Sara Everingham reports from Darwin.

SARA EVERINGHAM: The CEO of the national mental health commission David Butt says mental health needs are often higher in the bush, but services are harder to come by.

At a national rural health conference in Darwin today he spoke about the need for change to make sure people across the country get the help they need.

DAVID BUTT: We've got 2,500 people die from suicide in Australia each year, so that's seven a day which is really quite disgraceful.

And a lot of the time you find that people don't have the services wrapped around them to support them when they need them and your suicide rates get worse as you move out of metropolitan areas.

I mean in the most remote areas, the suicide rates are actually twice what they are in metropolitan areas.

SARA EVERINGHAM: The commission's review of mental health programs and services released last month found the mental health system was poorly planned and badly integrated, and did not prioritise peoples' needs.

It sets out a plan for change by redirecting existing funding to get better results from what's being spent.

Today a group of families who've lost relatives to suicide met in Canberra and urged the government to act on the report.

The CEO of the Mental Health Commission David Butt declined to comment on whether the Government's response has been too slow.

DAVID BUTT: Oh it's a matter for government, I mean, at the end of the day they've got to work out their time frames.

It's a complex report, it's over 700 pages long. It's had input from 2,000 submissions so there's a lot in it. There's 25 recommendations and almost 200 actions so… so yeah we want a considered response to the review.

SARA EVERINGHAM: David Butt says the priorities are overcoming confusion within different levels of government about their roles in delivering mental health services.

He says there's potential for greater use of online mental health resources in the bush, where it's often difficult to attract qualified staff.

He'd also like to see a more localised approach to funding to reduce the disparity in services between the city and the bush.

DAVID BUTT: So that you bundle up funding at a regional level on a weighted population basis and then you get your local community engaged in looking at what are the needs of that population, what are the priorities and then having the primary health networks and the local hospital districts, then commissioning services and delivering those services to people.

SARA EVERINGHAM: Do you think that would work better for remote and regional areas?
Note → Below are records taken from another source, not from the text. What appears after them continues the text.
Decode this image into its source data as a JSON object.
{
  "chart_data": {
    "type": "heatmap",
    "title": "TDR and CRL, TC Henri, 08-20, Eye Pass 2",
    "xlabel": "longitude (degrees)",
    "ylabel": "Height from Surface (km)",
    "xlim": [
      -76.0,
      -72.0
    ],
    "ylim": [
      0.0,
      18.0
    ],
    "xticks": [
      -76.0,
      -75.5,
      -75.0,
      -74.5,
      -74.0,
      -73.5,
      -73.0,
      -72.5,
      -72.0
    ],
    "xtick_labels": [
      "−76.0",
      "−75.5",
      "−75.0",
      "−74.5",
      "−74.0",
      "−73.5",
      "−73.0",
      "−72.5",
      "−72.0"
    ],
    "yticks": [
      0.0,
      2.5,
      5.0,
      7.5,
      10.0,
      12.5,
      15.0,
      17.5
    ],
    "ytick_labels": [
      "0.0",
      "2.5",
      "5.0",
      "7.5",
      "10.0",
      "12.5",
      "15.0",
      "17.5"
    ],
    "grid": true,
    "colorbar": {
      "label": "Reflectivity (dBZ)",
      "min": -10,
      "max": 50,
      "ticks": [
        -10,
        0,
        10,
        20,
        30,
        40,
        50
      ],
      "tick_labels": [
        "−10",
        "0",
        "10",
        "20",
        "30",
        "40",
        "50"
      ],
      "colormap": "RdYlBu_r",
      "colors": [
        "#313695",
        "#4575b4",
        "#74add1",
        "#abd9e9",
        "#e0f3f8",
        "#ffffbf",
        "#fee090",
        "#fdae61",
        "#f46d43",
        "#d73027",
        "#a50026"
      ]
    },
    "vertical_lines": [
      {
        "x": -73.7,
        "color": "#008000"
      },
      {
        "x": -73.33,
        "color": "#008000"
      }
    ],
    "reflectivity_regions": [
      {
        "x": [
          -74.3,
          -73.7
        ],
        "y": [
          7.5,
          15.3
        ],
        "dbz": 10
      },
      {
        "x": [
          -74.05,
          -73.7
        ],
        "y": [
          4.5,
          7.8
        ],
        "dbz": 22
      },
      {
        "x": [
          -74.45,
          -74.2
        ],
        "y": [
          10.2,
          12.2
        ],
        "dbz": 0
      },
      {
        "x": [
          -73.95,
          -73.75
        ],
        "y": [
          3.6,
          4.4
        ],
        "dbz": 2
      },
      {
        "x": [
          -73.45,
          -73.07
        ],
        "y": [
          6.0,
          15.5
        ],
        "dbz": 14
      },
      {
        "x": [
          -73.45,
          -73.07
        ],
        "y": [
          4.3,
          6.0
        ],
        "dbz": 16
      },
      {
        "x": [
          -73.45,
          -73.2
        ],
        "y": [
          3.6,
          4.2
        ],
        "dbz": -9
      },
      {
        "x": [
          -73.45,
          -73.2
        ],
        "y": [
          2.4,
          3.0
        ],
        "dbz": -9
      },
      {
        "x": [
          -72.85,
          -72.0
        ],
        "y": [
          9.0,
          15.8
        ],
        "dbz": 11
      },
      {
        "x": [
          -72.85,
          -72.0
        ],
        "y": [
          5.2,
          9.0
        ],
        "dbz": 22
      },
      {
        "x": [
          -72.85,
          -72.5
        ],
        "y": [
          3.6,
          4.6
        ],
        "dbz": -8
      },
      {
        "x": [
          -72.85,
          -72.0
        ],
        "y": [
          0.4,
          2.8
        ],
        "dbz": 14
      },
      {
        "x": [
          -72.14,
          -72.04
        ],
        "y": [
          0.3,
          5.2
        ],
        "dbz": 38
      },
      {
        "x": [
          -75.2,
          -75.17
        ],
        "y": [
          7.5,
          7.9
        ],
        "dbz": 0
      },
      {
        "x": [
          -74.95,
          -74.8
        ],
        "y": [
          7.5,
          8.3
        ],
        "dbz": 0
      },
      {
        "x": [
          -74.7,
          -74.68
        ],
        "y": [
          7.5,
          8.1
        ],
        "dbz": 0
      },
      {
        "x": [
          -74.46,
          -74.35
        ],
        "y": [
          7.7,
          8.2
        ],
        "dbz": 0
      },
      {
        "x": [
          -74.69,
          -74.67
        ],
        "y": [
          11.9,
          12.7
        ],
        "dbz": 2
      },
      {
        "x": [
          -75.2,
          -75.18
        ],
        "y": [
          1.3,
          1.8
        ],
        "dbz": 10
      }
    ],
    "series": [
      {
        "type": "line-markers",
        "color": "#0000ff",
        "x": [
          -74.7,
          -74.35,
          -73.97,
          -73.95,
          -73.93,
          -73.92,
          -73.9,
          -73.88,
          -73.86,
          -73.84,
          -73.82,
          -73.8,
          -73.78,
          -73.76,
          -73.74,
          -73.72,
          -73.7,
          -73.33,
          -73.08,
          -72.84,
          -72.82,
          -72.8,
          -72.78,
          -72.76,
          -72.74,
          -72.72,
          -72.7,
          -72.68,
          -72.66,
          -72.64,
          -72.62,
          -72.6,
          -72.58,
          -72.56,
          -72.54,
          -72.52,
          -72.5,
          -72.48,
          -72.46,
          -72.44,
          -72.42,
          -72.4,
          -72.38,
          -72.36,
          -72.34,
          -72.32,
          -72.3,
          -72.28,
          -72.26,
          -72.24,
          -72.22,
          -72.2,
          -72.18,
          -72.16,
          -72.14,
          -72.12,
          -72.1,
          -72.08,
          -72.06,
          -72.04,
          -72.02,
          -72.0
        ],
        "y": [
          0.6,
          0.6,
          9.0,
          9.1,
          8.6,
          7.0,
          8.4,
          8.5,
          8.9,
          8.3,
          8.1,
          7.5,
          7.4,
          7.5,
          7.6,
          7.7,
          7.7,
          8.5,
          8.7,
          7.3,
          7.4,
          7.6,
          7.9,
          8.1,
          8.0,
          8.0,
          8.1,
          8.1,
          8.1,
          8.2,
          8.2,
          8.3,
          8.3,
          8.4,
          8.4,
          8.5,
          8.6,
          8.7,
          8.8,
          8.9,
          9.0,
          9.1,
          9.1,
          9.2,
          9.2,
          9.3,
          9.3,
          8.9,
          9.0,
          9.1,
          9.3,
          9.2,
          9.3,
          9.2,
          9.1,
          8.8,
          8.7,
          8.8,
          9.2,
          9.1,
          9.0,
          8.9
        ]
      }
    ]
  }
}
DAVID BUTT: Yes, yes, I think very much so because it is a weighted population formula rather than being something that's just done on a basis of people applying for funds and you know whoever is fortunate to get chosen there.

SARA EVERINGHAM: Dr Stephanie Trust, a GP in the town of Kununurra in the east Kimberley, says there's a need for more services for young people.

She says she recently referred a young patient to mental health services but the waiting time was six weeks.

She supports an overhaul of the way mental health services are funded.

STEPHANIE TRUST: A lot of the funding is dependent on population numbers and when you're competing with that in the bush you're never gonna win because our population numbers are so small.

But our burden of disease and need is so high.

MARK COLVIN: Kununurra GP Stephanie Trust ending Sara Everingham's report.